Au sprint intermédiaire du jour, ce dernier a justement engrangé 11 points en passant cinquième, premier du peloton derrière les quatre échappés, les Français Mathieu Burgaudeau (TotalEnergies) et Quentin Pacher (Groupama-FDJ), l’Italien Vincenzo Albanese (EF Education-Easy Post) et le Norvégien Jonas Abrahamsen (Uno-X). C’est ce dernier qui a résisté le plus longtemps devant, lâchant ses compagnons, tenus bride courte par le peloton tout du long, à 11 kilomètres de l’arrivée : surpuissant, le vainqueur de la folle étape de Toulouse, il y a une semaine, s’est offert un impressionnant baroud d’honneur, mais le peloton a fini par le reprendre à quatre kilomètres de l’arrivée. Abrahamsen ne pourra même pas se consoler avec le prix de la combativité du jour, remis à Quentin Pacher, certes méritant depuis le début de ce Tour, mais peut-être moins sur la seule étape du jour – le jury avait délibéré avant la dernière sortie du Norvégien…
Certains ont bien tenté de contrecarrer le scénario qui se dessinait, notamment les Ineos-Grenadiers, qui ne jouent plus les premiers rôles au classement général mais visent des étapes ou jouent les détonateurs. Leur accélération a décroché Milan et Merlier, les deux rivaux du sprint annoncé, à près de 100 kilomètres de l’arrivée, au passage du col du Pertuis (4e catégorie, 3,7 km à 6,6 %). Le terrain n’était cependant pas assez sélectif pour faire des écarts irrémédiables, et 25 kilomètres plus loin, tout est rentré dans l’ordre. Les frémissements qui ont secoué le peloton n’ont donc pas rivalisé avec les émotions d’hier au Ventoux… Jonas Vingegaard a pointé le bout de son nez, Julian Alaphilippe a chuté sans gravité, Wout van Aert a tenté un contre audacieux, profitant d’une autre côte répertoriée, le col de Tartaiguille (3,6 km à 3,5 %, 4e cat.) peu avant le final, mais n’a pas réussi à rentrer… Rien n’y a fait, le sprint était inéluctable et le final rendu risqué par la pluie a fait les dégâts redoutés, sous la flamme rouge : Cyril Barthe, le coureur de Groupama-FDJ, et Biniam Girmay (Intermarché-Wanty), maillot vert l’an dernier, lourdement tombés, ont été les principales victimes de la chute qui a empêché Tim Merlier de disputer le sprint.
Le roi Pogacar voudra la reine
Rassasiés comme le vainqueur du jour ou amochés, beaucoup d’entre eux feront gruppetto, avec pour seul objectif de rentrer dans les délais demain, car l’étape reine de ce Tour s’annonce terrible, avec un dénivelé positif vertigineux de 5 450 mètres… Trois cols hors catégorie sont au menu : le Glandon (21,7 km à 5,1 %), la Madeleine (19,2 km à 7,9 %), et le col de la Loze (26,4 km à 6,5 %) pour finir.

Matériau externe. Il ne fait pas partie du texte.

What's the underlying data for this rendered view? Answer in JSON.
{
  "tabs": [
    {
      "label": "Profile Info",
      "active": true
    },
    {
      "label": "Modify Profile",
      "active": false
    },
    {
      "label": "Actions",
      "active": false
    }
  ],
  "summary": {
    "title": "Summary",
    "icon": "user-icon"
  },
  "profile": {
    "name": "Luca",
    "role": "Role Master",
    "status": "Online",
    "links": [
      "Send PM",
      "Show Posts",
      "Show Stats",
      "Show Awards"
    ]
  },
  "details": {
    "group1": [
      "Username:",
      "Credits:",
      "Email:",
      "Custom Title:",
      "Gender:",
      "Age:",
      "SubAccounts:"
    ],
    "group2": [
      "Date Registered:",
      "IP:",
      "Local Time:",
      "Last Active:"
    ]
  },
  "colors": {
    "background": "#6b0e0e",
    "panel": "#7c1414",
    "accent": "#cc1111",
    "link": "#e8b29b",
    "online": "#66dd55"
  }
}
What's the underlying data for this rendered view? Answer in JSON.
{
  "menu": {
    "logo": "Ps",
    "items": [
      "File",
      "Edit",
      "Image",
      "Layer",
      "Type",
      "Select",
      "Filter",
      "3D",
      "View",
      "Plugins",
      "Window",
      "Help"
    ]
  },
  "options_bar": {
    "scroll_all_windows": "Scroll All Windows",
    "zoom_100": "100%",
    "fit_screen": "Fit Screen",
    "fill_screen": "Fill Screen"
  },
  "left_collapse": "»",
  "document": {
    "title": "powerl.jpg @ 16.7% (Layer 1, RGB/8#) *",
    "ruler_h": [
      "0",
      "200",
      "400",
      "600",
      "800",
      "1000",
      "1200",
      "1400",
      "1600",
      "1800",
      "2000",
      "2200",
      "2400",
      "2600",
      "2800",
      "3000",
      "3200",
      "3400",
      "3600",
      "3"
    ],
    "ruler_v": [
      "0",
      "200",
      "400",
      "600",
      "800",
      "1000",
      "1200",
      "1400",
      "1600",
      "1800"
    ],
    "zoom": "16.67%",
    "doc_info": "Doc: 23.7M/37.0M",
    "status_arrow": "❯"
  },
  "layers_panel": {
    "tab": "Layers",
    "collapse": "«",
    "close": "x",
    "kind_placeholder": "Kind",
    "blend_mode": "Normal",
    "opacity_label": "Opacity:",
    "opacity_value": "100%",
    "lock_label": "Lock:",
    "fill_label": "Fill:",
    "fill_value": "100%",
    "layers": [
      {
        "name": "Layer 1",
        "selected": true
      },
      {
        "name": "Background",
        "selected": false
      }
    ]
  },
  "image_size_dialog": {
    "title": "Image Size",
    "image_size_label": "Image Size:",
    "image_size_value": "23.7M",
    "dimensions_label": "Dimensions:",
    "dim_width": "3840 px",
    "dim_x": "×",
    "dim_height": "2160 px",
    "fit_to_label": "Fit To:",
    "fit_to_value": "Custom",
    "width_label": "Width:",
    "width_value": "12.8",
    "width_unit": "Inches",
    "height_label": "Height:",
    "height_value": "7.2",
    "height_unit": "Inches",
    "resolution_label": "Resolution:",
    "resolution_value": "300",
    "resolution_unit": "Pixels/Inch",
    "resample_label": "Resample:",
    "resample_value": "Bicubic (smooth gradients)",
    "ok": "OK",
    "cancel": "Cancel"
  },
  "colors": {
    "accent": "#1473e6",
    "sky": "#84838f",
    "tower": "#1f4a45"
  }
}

Près de soixante-dix kilomètres bruts d’ascension au total, et une étape de 171,5 kilomètres sans répit aucun, sinon quelques kilomètres de (faux) plat vers Moûtiers, dans la vallée qui précède la dernière ascension… Même si le col de la Loze est plus dur par son versant opposé, côté Méribel, inauguré sur le Tour 2020, le parcours est plus que corsé et le verdict sera sans pitié.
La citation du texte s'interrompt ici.